Rating: Do not score this item here. The presence/absence of a log driver (including the "no log driver → 🔴 RED" case), log routing, awslogs-stream-prefix, and delivery-mode are all rated once in observability check 6.2 to avoid double-counting across domains (see scoring-rubric.md). If you observe a container with no log driver while parsing task definitions, record the evidence and carry it into 6.2 — do not emit a separate 3.3 rating.

Full observability rating (driver presence, retention, routing, delivery mode, tracing) is Section 06; design help → ecs-observability.


3.4 — Task Role and Execution Role Assigned

What to check:

  • taskRoleArn (application AWS access) and executionRoleArn (image pull, secrets injection, log push) presence and separation.

How to check:

  1. aws ecs describe-task-definitiontaskRoleArn, executionRoleArn.

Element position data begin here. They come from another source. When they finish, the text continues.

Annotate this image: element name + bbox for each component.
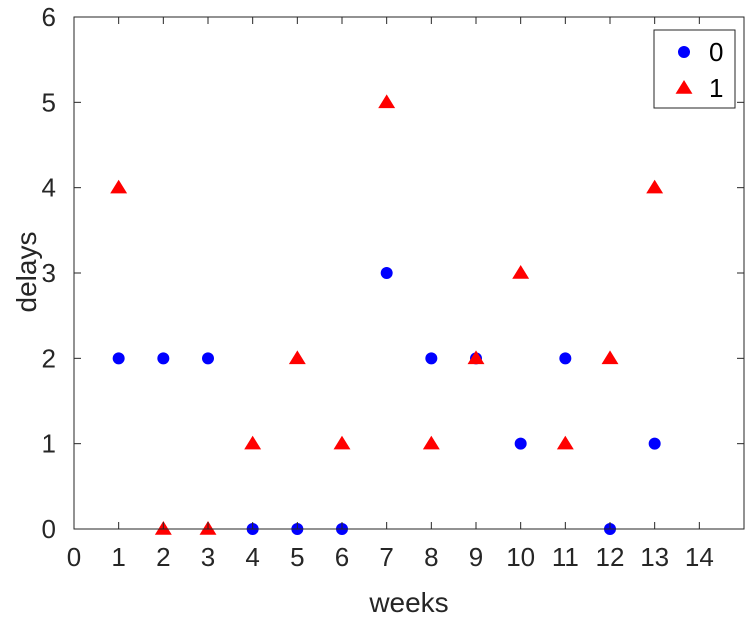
x-tick-label: 10: [506, 542, 535, 572]
triangle-point: [422, 435, 440, 450]
y-axis-label: delays: [11, 232, 42, 313]
legend-marker-1: [675, 80, 693, 94]
x-axis-label: weeks: [368, 587, 448, 618]
x-tick-label: 1: [111, 542, 125, 572]
triangle-point: [467, 350, 485, 365]
y-tick-label: 0: [42, 514, 56, 544]
circle-point: [380, 267, 393, 279]
legend-label: 1: [709, 73, 723, 103]
x-tick-label: 4: [245, 542, 259, 572]
x-tick-label: 8: [424, 542, 438, 572]
series-1: [110, 94, 664, 535]
x-tick-label: 13: [640, 542, 669, 572]
circle-point: [202, 352, 214, 365]
triangle-point: [110, 179, 128, 194]
y-tick-label: 2: [42, 343, 56, 373]
plot-layer: [110, 94, 664, 535]
circle-point: [112, 352, 125, 365]
x-tick-label: 9: [469, 542, 483, 572]
triangle-point: [512, 265, 530, 279]
y-tick-label: 4: [42, 173, 56, 203]
triangle-point: [601, 350, 619, 365]
circle-point: [425, 352, 438, 365]
triangle-point: [556, 435, 574, 450]
x-tick-label: 6: [335, 542, 349, 572]
x-tick-label: 12: [596, 542, 625, 572]
y-tick-label: 1: [42, 429, 56, 459]
axes-box: [73, 16, 745, 530]
y-tick-label: 5: [42, 87, 56, 117]
triangle-point: [378, 94, 396, 109]
triangle-point: [333, 435, 351, 450]
x-tick-label: 14: [685, 542, 714, 572]
circle-point: [514, 437, 527, 450]
legend-label: 0: [709, 37, 723, 67]
circle-point: [157, 352, 170, 365]
x-tick-label: 3: [201, 542, 215, 572]
y-tick-label: 3: [42, 258, 56, 288]
circle-point: [559, 352, 572, 365]
triangle-point: [244, 435, 262, 450]
triangle-point: [646, 179, 664, 194]
triangle-point: [288, 350, 306, 365]
x-tick-label: 7: [379, 542, 393, 572]
legend: 01: [653, 29, 736, 109]
x-tick-label: 2: [156, 542, 170, 572]
x-tick-label: 5: [290, 542, 304, 572]
y-tick-label: 6: [42, 2, 56, 32]
x-tick-label: 0: [67, 542, 81, 572]
x-tick-label: 11: [552, 542, 579, 572]
circle-point: [648, 437, 661, 450]
legend-marker-0: [678, 46, 690, 58]
series-0: [112, 267, 661, 535]
legend-box: [653, 29, 736, 109]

Rating (presence/separation only — least-privilege & role-reuse are rated once, in check 7.1, to avoid double-counting):

  • 🟢 GREEN: Task role (for app AWS calls) and execution role (for the agent) each present where needed; task role present only when the app needs AWS access.
  • 🟡 AMBER: An expected role ARN is missing where the workload plausibly needs it (e.g., no task role on an app that calls AWS services), without the hard-failure condition below. (If you notice the same role ARN reused for both fields, do not rate that here — role-reuse and least-privilege are scored in 7.1; record the evidence and defer.)
  • 🔴 RED: No execution role where secrets/private-ECR pulls are used (tasks will fail to start).
  • ⬜ UNKNOWN: Cannot read task definitions.

Scope note: This check rates presence and role separation at the task-definition level. The least-privilege, over-broad-policy, and execution-role-reused-as-task-role ratings live in security check 7.1 — do not re-score them here (see the consistency note in scoring-rubric.md on cross-domain duplicates). For the task-role vs execution-role explainer and deep role-trust remediation, see 7.1 and ecs-security. See ECS task IAM role.


3.5 — Storage / Volumes

What to check:

  • Volume types (ephemeral, bind mounts, EFS, Fargate ephemeral storage sizing, EBS volumes for tasks).
  • Sensitive data written to ephemeral storage without encryption considerations.

How to check:

  1. Inspect volumes and containerDefinitions[].mountPoints in the task definition; for services, check configured EBS volume attachment.

Rating:

  • 🟢 GREEN: Volume choice matches durability needs (EFS/EBS for persistence; ephemeral for scratch), encryption in place.
  • 🟡 AMBER: Ephemeral storage used for data that should persist, or default sizing under pressure.
  • 🔴 RED: Stateful data on ephemeral task storage with no backup/persistence path.
  • ⬜ UNKNOWN: Cannot determine data criticality — flag for manual review.

Key talking point: See storage options for ECS tasks. Backup/DR posture is rated in Section 08.